From start to finish the QX60 feels above and beyond its starting price tag of $40,000. Wood trim, comfortable seats (and many of them) and an all together solid media/nav system are just a few enjoyable aspects of the QX60. But all of that becomes second place once you glance up at the panoramic moonroof.
I drove the QX60 around town for a few days, with relative ease despite its overgrown nature. Darting in out of traffic was no problem and nor was parking in virtually any spot that wasn’t marked compact. Steering is easy on the hands, and the ride height and positioning makes it easy to view the road that lay ahead.
But it wasn’t until I sat in the second row of seats and was carted (i.e. driver) around the streets of LA that I was able to glean it’s true meaning: relaxation. Generally speaking the back seat in most cars runs second place to shotgun. Not the case in the QX60. Perhaps it was the fair bit of leg room (enough for me to sit comfortably – I’m 6’2″) or the soft and supple ride that seemed to almost glide over the asphalt. Whatever it was, I thoroughly enjoyed QX60’s backseat. Which leads me to believe that any kid, small or large, would be satisfied, save for any teenage status issues.
Powertrain wise the QX60 is very impressive. For a vehicle of its size, it’s spirited and zippy thanks to the finely tuned 3.5l V6 that produces 265hp. And surprisingly, the CVT transmission with manual mode is smooth and decidedly on point. Transitioning from a smaller car to an SUV is never an easy feat, but with the QX60 it was just that.

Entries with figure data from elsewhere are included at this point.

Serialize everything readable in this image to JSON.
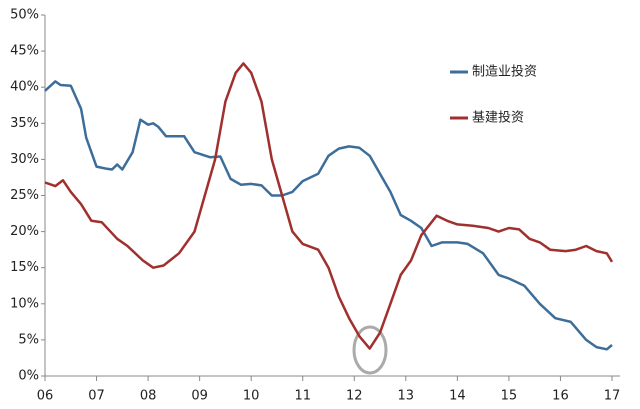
{
  "chart_data": {
    "type": "line",
    "xlim": [
      6,
      17
    ],
    "xticks": [
      {
        "value": 6,
        "label": "06"
      },
      {
        "value": 7,
        "label": "07"
      },
      {
        "value": 8,
        "label": "08"
      },
      {
        "value": 9,
        "label": "09"
      },
      10,
      11,
      12,
      13,
      14,
      15,
      16,
      17
    ],
    "ylim": [
      0,
      50
    ],
    "yticks": [
      {
        "value": 0,
        "label": "0%"
      },
      {
        "value": 5,
        "label": "5%"
      },
      {
        "value": 10,
        "label": "10%"
      },
      {
        "value": 15,
        "label": "15%"
      },
      {
        "value": 20,
        "label": "20%"
      },
      {
        "value": 25,
        "label": "25%"
      },
      {
        "value": 30,
        "label": "30%"
      },
      {
        "value": 35,
        "label": "35%"
      },
      {
        "value": 40,
        "label": "40%"
      },
      {
        "value": 45,
        "label": "45%"
      },
      {
        "value": 50,
        "label": "50%"
      }
    ],
    "series": [
      {
        "name": "制造业投资",
        "color": "#3d6d99",
        "x": [
          6.0,
          6.2,
          6.3,
          6.5,
          6.7,
          6.8,
          7.0,
          7.2,
          7.3,
          7.4,
          7.5,
          7.7,
          7.85,
          8.0,
          8.1,
          8.2,
          8.35,
          8.7,
          8.9,
          9.2,
          9.4,
          9.6,
          9.8,
          10.0,
          10.2,
          10.4,
          10.6,
          10.8,
          11.0,
          11.3,
          11.5,
          11.7,
          11.9,
          12.1,
          12.3,
          12.5,
          12.7,
          12.9,
          13.1,
          13.3,
          13.5,
          13.7,
          14.0,
          14.2,
          14.5,
          14.8,
          15.0,
          15.3,
          15.6,
          15.9,
          16.2,
          16.5,
          16.7,
          16.9,
          17.0
        ],
        "values": [
          39.5,
          40.8,
          40.3,
          40.2,
          37,
          33,
          29,
          28.7,
          28.6,
          29.3,
          28.6,
          31,
          35.5,
          34.8,
          35,
          34.5,
          33.2,
          33.2,
          31,
          30.3,
          30.4,
          27.3,
          26.5,
          26.6,
          26.4,
          25,
          25,
          25.5,
          27,
          28,
          30.5,
          31.5,
          31.8,
          31.6,
          30.5,
          28,
          25.5,
          22.3,
          21.5,
          20.5,
          18,
          18.5,
          18.5,
          18.3,
          17,
          14,
          13.5,
          12.5,
          10,
          8,
          7.5,
          5,
          4,
          3.7,
          4.3
        ]
      },
      {
        "name": "基建投资",
        "color": "#a0302e",
        "x": [
          6.0,
          6.2,
          6.35,
          6.5,
          6.7,
          6.9,
          7.1,
          7.4,
          7.6,
          7.9,
          8.1,
          8.3,
          8.6,
          8.9,
          9.1,
          9.3,
          9.5,
          9.7,
          9.85,
          10.0,
          10.2,
          10.4,
          10.6,
          10.8,
          11.0,
          11.3,
          11.5,
          11.7,
          11.9,
          12.1,
          12.3,
          12.5,
          12.7,
          12.9,
          13.1,
          13.3,
          13.6,
          13.8,
          14.0,
          14.3,
          14.6,
          14.8,
          15.0,
          15.2,
          15.4,
          15.6,
          15.8,
          16.1,
          16.3,
          16.5,
          16.7,
          16.9,
          17.0
        ],
        "values": [
          26.8,
          26.3,
          27.1,
          25.5,
          23.8,
          21.5,
          21.3,
          19,
          18,
          16,
          15,
          15.3,
          17,
          20,
          25,
          30,
          38,
          42,
          43.3,
          42,
          38,
          30,
          25,
          20,
          18.3,
          17.5,
          15,
          11,
          8,
          5.5,
          3.8,
          6,
          10,
          14,
          16,
          19.5,
          22.2,
          21.5,
          21,
          20.8,
          20.5,
          20,
          20.5,
          20.3,
          19,
          18.5,
          17.5,
          17.3,
          17.5,
          18,
          17.3,
          17,
          15.8
        ]
      }
    ]
  }
}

The exterior, as mentioned in my opening, is something akin to a minivan like shape. I’d much prefer to think of it as in SUV, but after some friends suggested otherwise, I couldn’t help but see more utility than sport thanks to a long body, lower stance and less aggressive front end.
Jumping into the third row isn’t likely something you’ll want those in short skirts or of an old age doing. And while I didn’t spend much time in the way back day dreaming about how to best fit a mattress inside, I can say it was comfortable and not too jarring an experience in terms of leg room and back comfort. Plus the entire second row seat moves forward, making the egress and ingress all the easier.
The nav system found in the QX60 is neither remarkable or difficult to use. However, it does boast some tech that is not just commendable, but that I’d love to see in other cars. This includes a smartphone app that lets you unlock the car’s doors and also notifies you if your vehicle leave a set proximity – great if your weary (as I am) of joy riding valets or a teenage somebodies. And for to the kids you can opt for dual 7-inch screens, each with their own wireless headphones.
Make no mistake, the QX60 isn’t merely about fun and go. Optional are a variety of safety features that include: lane departure warning, a 360 degree camera view, Backup Collision Intervention (it engages the brakes before you run Timmy over), blind spot monitoring, and last but not least a forward collision system that can pre-pressurize the brakes using radar and in a worst case scenario apply them if radar detect an eminent accident.
So at this point I think it’s fairly well established there is little to dislike about infiniti’s QX60. In my book it’s not the looker I’d want it to be, but inevitably, at some point in life, one has to compromise looks for practicality. Price isn’t a massive hurdle, and with the technology packages there are still a handful of amenities that can put you in a position to boast to peers about what you drive.